Did QE2 Cause the (Present) Recession?

Randall Forsyth of Barron’s asks this rather intriguing question:

While the Fed mulls more ambitious plans to tell the public how it will steer the economy in the future, perhaps the monetary authorities should reflect on the results of their recent efforts. As notes long-time Fed watcher Lacy Hunt of Hoisington Investment Management in Austin, Texas, the unintended consequences of its policies have all but superseded their professed aims. For instance, QE2—the Fed’s purchase of $600 billion of Treasury securities completed in June—caused the current slowdown instead of giving the economy a boost, he writes in Hoisington’s Quarterly Review and Outlook. Real disposable income was lower in August than in December, in part because of the jump in commodity costs. “While rising equity values helped a few consumers, inflation in necessities, such as food and fuel, decimated real incomes for the average family. Thus, the emergent cyclical weakness that lies ahead can be directly related to the unintended consequences of quantitative easing,” Hunt says.

The Fed’s current policy of attempting to flatten the yield curve by buying long-term Treasury securities and offsetting it with sales of shorter-dated paper—Operation Twist 2.0, after a similar gambit in the early 1960s—also could backfire. The FOMC minutes said the policy was expected “to help make broader financial conditions more accommodative.” Translated from Fed speak, lower long-term rates will make borrowers more willing to borrow while lenders will be more eager to lend.
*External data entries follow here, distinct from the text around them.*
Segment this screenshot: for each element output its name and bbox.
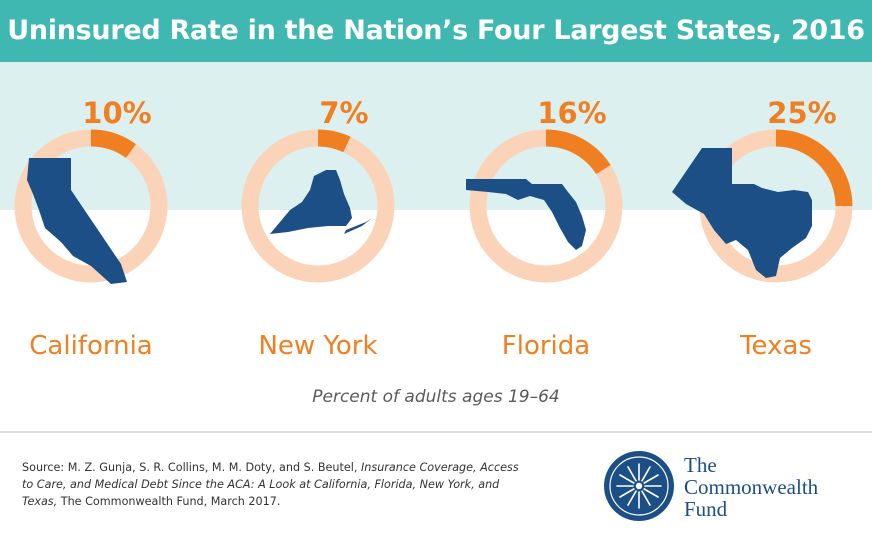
source-suffix: The Commonwealth Fund, March 2017. [57, 495, 281, 508]
value-label-new-york: 7% [319, 96, 368, 130]
logo-ray [643, 474, 659, 484]
source-note: Source: M. Z. Gunja, S. R. Collins, M. M… [22, 459, 522, 510]
page-title: Uninsured Rate in the Nation’s Four Larg… [0, 0, 872, 62]
value-label-florida: 16% [537, 96, 606, 130]
uninsured-rate-chart: 10% California 7% New York 16% Florida 25% Texa… [14, 96, 853, 361]
state-label-florida: Florida [502, 331, 590, 361]
commonwealth-fund-star-icon [604, 451, 674, 521]
texas-state-icon [672, 148, 812, 278]
uninsured-arc-new-york [317, 129, 351, 153]
logo-ray [643, 488, 659, 498]
divider [0, 431, 872, 433]
logo-line: The [684, 453, 717, 477]
chart-caption: Percent of adults ages 19–64 [312, 387, 560, 407]
logo-ray [619, 474, 635, 484]
value-label-texas: 25% [767, 96, 836, 130]
state-label-new-york: New York [258, 331, 377, 361]
state-label-texas: Texas [739, 331, 812, 361]
logo-line: Commonwealth [684, 475, 819, 499]
logo-ray [627, 466, 637, 482]
source-prefix: Source: M. Z. Gunja, S. R. Collins, M. M… [22, 461, 361, 474]
new-york-state-icon [270, 170, 372, 234]
source-title: Insurance Coverage, Access to Care, and … [22, 461, 519, 508]
commonwealth-fund-logo-text: The Commonwealth Fund [684, 454, 818, 520]
uninsured-arc-california [90, 129, 136, 159]
uninsured-arc-texas [775, 129, 853, 207]
uninsured-arc-florida [545, 129, 611, 175]
value-label-california: 10% [82, 96, 151, 130]
logo-ray [619, 488, 635, 498]
logo-line: Fund [684, 497, 728, 521]
florida-state-icon [466, 179, 586, 250]
logo-ray [641, 490, 651, 506]
logo-ray [627, 490, 637, 506]
california-state-icon [27, 158, 127, 284]
state-label-california: California [29, 331, 152, 361]
logo-ray [641, 466, 651, 482]
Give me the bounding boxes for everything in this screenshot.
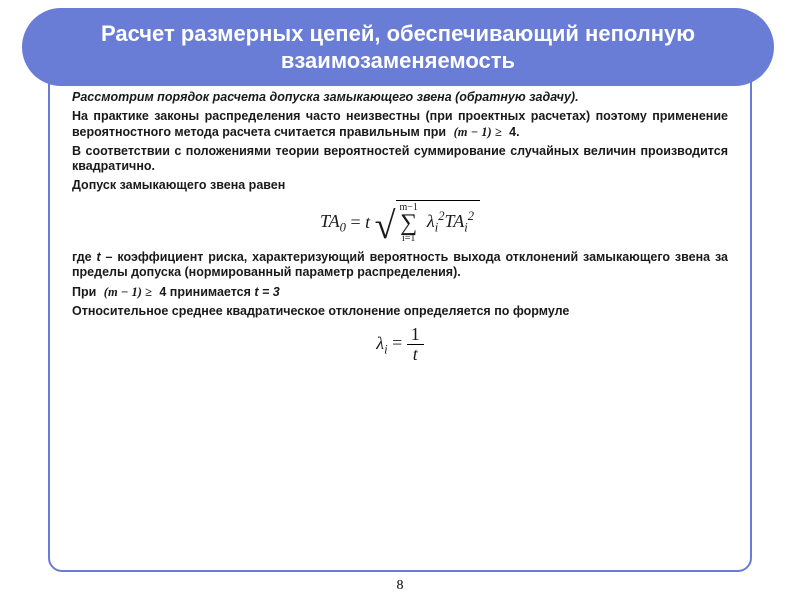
sqrt-symbol: √ — [375, 205, 396, 247]
p6a-text: При — [72, 285, 100, 299]
formula-TA0: TA0 = t √ m−1 ∑ i=1 λi2TAi2 — [72, 200, 728, 245]
f2-eq: = — [388, 333, 407, 353]
p3-text: В соответствии с положениями теории веро… — [72, 144, 728, 173]
f1-lambda: λ — [427, 211, 435, 231]
paragraph-when-t3: При (m − 1) ≥ 4 принимается t = 3 — [72, 285, 728, 300]
p2b-text: 4. — [506, 125, 520, 139]
p5b-text: – коэффициент риска, характеризующий вер… — [72, 250, 728, 279]
p4-text: Допуск замыкающего звена равен — [72, 178, 285, 192]
page-number: 8 — [397, 578, 404, 594]
paragraph-condition: На практике законы распределения часто н… — [72, 109, 728, 140]
paragraph-where-t: где t – коэффициент риска, характеризующ… — [72, 250, 728, 281]
fraction-1-over-t: 1 t — [407, 325, 424, 364]
f2-lhs: λ — [376, 333, 384, 353]
paragraph-intro: Рассмотрим порядок расчета допуска замык… — [72, 90, 728, 105]
inline-math-m1b: (m − 1) ≥ — [104, 285, 152, 299]
paragraph-theory: В соответствии с положениями теории веро… — [72, 144, 728, 175]
p6-t: t = 3 — [254, 285, 279, 299]
p2a-text: На практике законы распределения часто н… — [72, 109, 728, 138]
content-body: Рассмотрим порядок расчета допуска замык… — [72, 90, 728, 364]
p7-text: Относительное среднее квадратическое отк… — [72, 304, 569, 318]
f1-TA-sup: 2 — [468, 209, 474, 223]
p5a-text: где — [72, 250, 97, 264]
paragraph-tolerance: Допуск замыкающего звена равен — [72, 178, 728, 193]
sigma-icon: ∑ — [400, 213, 418, 235]
paragraph-rel-dev: Относительное среднее квадратическое отк… — [72, 304, 728, 319]
sum-symbol: m−1 ∑ i=1 — [400, 203, 418, 245]
f1-lhs: TA — [320, 211, 340, 231]
inline-math-m1: (m − 1) ≥ — [454, 125, 502, 139]
formula-lambda: λi = 1 t — [72, 325, 728, 364]
p6b-text: 4 принимается — [156, 285, 255, 299]
p1-text: Рассмотрим порядок расчета допуска замык… — [72, 90, 579, 104]
sum-lower: i=1 — [400, 234, 418, 244]
f2-den: t — [407, 345, 424, 364]
slide-title: Расчет размерных цепей, обеспечивающий н… — [22, 8, 774, 86]
f1-t: t — [365, 211, 370, 231]
f1-eq: = — [346, 211, 365, 231]
f1-TA: TA — [445, 211, 465, 231]
f2-num: 1 — [407, 325, 424, 345]
title-text: Расчет размерных цепей, обеспечивающий н… — [52, 20, 744, 75]
content-frame: Рассмотрим порядок расчета допуска замык… — [48, 62, 752, 572]
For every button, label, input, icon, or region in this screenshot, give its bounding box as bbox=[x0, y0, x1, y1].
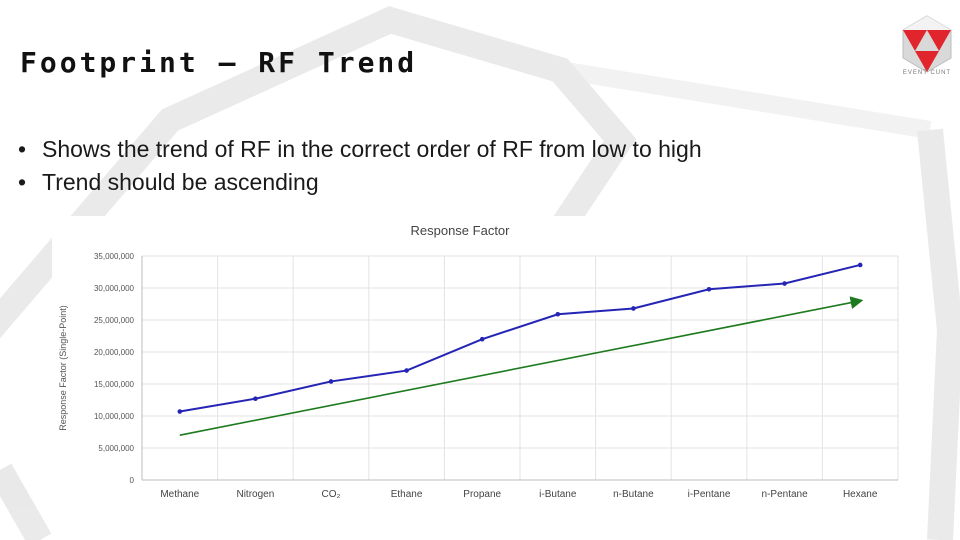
chart-panel: Response Factor Response Factor (Single-P… bbox=[52, 216, 908, 510]
x-tick-label: i-Butane bbox=[539, 489, 577, 500]
x-tick-label: Hexane bbox=[843, 489, 878, 500]
x-tick-label: n-Butane bbox=[613, 489, 654, 500]
y-tick-label: 15,000,000 bbox=[94, 380, 135, 389]
x-tick-label: Propane bbox=[463, 489, 501, 500]
data-point bbox=[177, 409, 183, 414]
company-logo bbox=[902, 15, 952, 73]
data-point bbox=[782, 281, 787, 286]
bullet-item: • Shows the trend of RF in the correct or… bbox=[18, 136, 702, 163]
data-point bbox=[857, 262, 863, 268]
logo-text: EVENT CUNT bbox=[902, 70, 952, 76]
y-tick-label: 25,000,000 bbox=[94, 316, 135, 325]
y-tick-label: 30,000,000 bbox=[94, 284, 135, 293]
bullet-text: Trend should be ascending bbox=[42, 169, 319, 195]
y-tick-label: 35,000,000 bbox=[94, 252, 135, 261]
x-tick-label: Methane bbox=[160, 489, 199, 500]
x-tick-label: Ethane bbox=[391, 489, 423, 500]
bullet-text: Shows the trend of RF in the correct ord… bbox=[42, 136, 702, 162]
data-point bbox=[253, 396, 258, 402]
y-tick-label: 0 bbox=[130, 476, 135, 485]
chart-title: Response Factor bbox=[411, 223, 511, 238]
y-tick-label: 5,000,000 bbox=[98, 444, 134, 453]
data-point bbox=[555, 311, 561, 317]
x-tick-label: Nitrogen bbox=[236, 489, 274, 500]
bullet-dot: • bbox=[18, 136, 27, 162]
x-tick-label: i-Pentane bbox=[688, 489, 731, 500]
data-point bbox=[404, 368, 409, 373]
data-point bbox=[328, 379, 334, 384]
x-tick-label: n-Pentane bbox=[762, 489, 809, 500]
y-tick-label: 10,000,000 bbox=[94, 412, 135, 421]
bullet-dot: • bbox=[18, 169, 27, 195]
bullet-list: • Shows the trend of RF in the correct or… bbox=[18, 136, 702, 202]
data-point bbox=[706, 286, 712, 292]
y-tick-label: 20,000,000 bbox=[94, 348, 135, 357]
y-axis-label: Response Factor (Single-Point) bbox=[58, 305, 68, 431]
bullet-item: • Trend should be ascending bbox=[18, 169, 702, 196]
series-line bbox=[179, 263, 861, 413]
data-point bbox=[479, 336, 485, 342]
response-factor-chart: Response Factor Response Factor (Single-P… bbox=[58, 223, 899, 500]
slide-title: Footprint – RF Trend bbox=[20, 46, 418, 79]
data-point bbox=[631, 306, 636, 311]
x-tick-label: CO₂ bbox=[322, 489, 341, 500]
trend-arrow bbox=[179, 296, 864, 436]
But, Hunt points out, ultra-low interest rates could have the opposite effect. To earn a profit, banks have to cover their costs, from payroll, overhead, taxes and “elevated” fees to the Federal Deposit Insurance Corp. Then they have to earn a spread to compensate for the risk the borrower could default. At very low interest rates, there aren’t enough basis points left to lend profitably. The historical precedent is Japan, where banks would rather buy government bonds than make loans . . .”

Pretty ugly stuff, and I fear all too accurate.